SOD is related with the scavenging of serum ROS. MDA, an end product of lipid peroxidation, represented the level of lipid peroxidation. GPx, a ROS scavenger, plays a role in protecting sperm membranes from the deleterious effects of lipid peroxidation.[26] GPx is related with the balance between the GSSG (reduced form of glutathione) and GSH (oxidized form of glutathione).[27] Glutathione acts as a free radical scavenger and improves the semen quality. Glutathione could inhibit the lipid peroxidation of the cell membrane.[27] Reduced glutathione could protect spermatozoa from oxidative stress.[28] Through the interaction with GPx, reduced glutathione can neutralize hydroxyl radicals and detoxify the peroxides.[27]

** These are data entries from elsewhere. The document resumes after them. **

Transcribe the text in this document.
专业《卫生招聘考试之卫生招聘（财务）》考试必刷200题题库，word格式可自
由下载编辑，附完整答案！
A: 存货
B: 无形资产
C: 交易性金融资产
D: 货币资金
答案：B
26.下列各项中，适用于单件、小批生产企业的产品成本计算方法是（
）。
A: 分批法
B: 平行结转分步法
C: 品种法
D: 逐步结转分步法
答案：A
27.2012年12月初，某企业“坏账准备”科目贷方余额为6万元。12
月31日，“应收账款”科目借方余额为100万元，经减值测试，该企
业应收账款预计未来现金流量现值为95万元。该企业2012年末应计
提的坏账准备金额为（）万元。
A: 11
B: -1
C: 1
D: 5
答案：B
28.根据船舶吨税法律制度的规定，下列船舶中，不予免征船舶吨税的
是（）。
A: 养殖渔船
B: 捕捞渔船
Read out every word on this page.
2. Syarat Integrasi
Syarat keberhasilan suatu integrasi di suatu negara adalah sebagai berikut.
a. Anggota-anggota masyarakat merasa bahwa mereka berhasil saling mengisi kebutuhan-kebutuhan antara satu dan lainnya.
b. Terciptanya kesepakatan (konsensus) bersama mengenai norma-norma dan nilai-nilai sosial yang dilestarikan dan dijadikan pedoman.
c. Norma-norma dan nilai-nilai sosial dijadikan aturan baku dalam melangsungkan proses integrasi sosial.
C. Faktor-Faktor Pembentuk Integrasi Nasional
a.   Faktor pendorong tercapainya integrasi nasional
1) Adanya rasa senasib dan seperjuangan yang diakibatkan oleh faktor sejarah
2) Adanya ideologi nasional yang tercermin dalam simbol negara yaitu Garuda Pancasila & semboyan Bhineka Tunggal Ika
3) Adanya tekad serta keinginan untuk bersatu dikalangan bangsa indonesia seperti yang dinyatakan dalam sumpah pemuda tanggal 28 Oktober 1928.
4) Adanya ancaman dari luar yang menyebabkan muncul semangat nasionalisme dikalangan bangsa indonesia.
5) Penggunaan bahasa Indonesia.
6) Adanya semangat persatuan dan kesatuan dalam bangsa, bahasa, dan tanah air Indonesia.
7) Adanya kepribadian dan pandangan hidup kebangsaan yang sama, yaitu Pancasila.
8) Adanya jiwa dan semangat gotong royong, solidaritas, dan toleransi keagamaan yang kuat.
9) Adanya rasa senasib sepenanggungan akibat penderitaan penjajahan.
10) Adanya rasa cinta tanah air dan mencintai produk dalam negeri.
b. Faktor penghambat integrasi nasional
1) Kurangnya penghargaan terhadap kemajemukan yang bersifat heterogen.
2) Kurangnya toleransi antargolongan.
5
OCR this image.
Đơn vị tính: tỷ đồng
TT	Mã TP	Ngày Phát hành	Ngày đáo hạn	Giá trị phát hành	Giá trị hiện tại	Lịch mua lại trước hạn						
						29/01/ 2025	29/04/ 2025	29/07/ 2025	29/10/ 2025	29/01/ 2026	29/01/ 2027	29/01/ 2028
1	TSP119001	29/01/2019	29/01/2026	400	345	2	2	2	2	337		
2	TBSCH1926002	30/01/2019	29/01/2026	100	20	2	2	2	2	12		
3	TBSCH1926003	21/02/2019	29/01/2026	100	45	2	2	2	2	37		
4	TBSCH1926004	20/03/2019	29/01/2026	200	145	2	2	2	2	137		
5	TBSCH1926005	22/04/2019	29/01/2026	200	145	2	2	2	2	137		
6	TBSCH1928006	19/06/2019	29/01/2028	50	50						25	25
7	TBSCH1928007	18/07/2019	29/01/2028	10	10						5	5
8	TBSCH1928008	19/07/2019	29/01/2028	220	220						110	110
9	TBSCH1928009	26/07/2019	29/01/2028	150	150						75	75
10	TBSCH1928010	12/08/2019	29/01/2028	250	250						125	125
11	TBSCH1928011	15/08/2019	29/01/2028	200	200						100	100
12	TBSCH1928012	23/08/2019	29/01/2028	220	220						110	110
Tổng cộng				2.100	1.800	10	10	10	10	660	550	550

In this study, we observed that the CPC could effectively lower the serum levels of TC, TG, LDL, GOT, and GPT [Table 2]. We also observed its dose-dependent effect upon the elimination of TC, LDL, and GPT [Table 2]. Cholesterol/lipid might increase the level of ROS, whereas the CPC intake might compensate the cholesterol/lipid compromise, which might increase the expressions of SOD, GPx, and catalase and decrease the expression of MDA. Also, CPC delayed the diene conjugation in the Cu2+-mediated oxidation as lag time was increased [Table 3]. On the basis of the abovementioned data, we did not find differences between 0.25% CPC and 1.25% CPC groups [Tables 2 and 3]. Therefore, in the following studies we only chose 1.25% CPC for our studies. These findings suggest the clinical values of CPC upon the CVD individuals. We also observed that the concentrations of CPC addition were positively correlated with the mRNA concentration of LDL receptor in HepG2 cells [Figure 5]. In contrast, the CPC concentrations seem not to be associated with the mRNA concentration of other markers, such as HMG CoA reductase [Figure 6], SOD-1 [Figure 7], and GPx [Figure 8]. Although their correlation was nonstatistically different, their correlation might exist after larger series included.

Figure 7

Effects of CPC on mRNA levels of SOD-1 reductase in HepG2 cell

In conclusion, CPC are useful in the lipid-lowering and antioxidation, which suggest their roles in prevention of atherosclerotic formation and CVD susceptibilities. This could provide the database about the clinical roles of CPC upon lipid, ROS metabolism, as well as atherosclerosis or CVD pathogeneses. Our finding suggested that CPC might improve lipid profiles associated with CVD and the improving the compromised antioxidation condition. However, the real roles of its metabolic products and other herb medicines upon lipid and oxidant metabolism as well as the development of atherosclerosis or CVD merit further surveys. Furthermore, the dysfunctions of lipid or ROS are not the single determiner for the CVD or atherosclerosis. Other clinical values or roles of CPC upon CVD need further surveys. Larger scale or multiple factor surveys about CPC is required to clarify its fundamental roles upon CVD. Though, its molecular mechanisms underlying the cholesterol-lowering effect of CPC were not known, however, it is likely that CPC might regulate the turnover rate of LDL as shown by upregulation of LDLR. Also, antioxidation effects of CPC might contribute to less development of lipid profiles.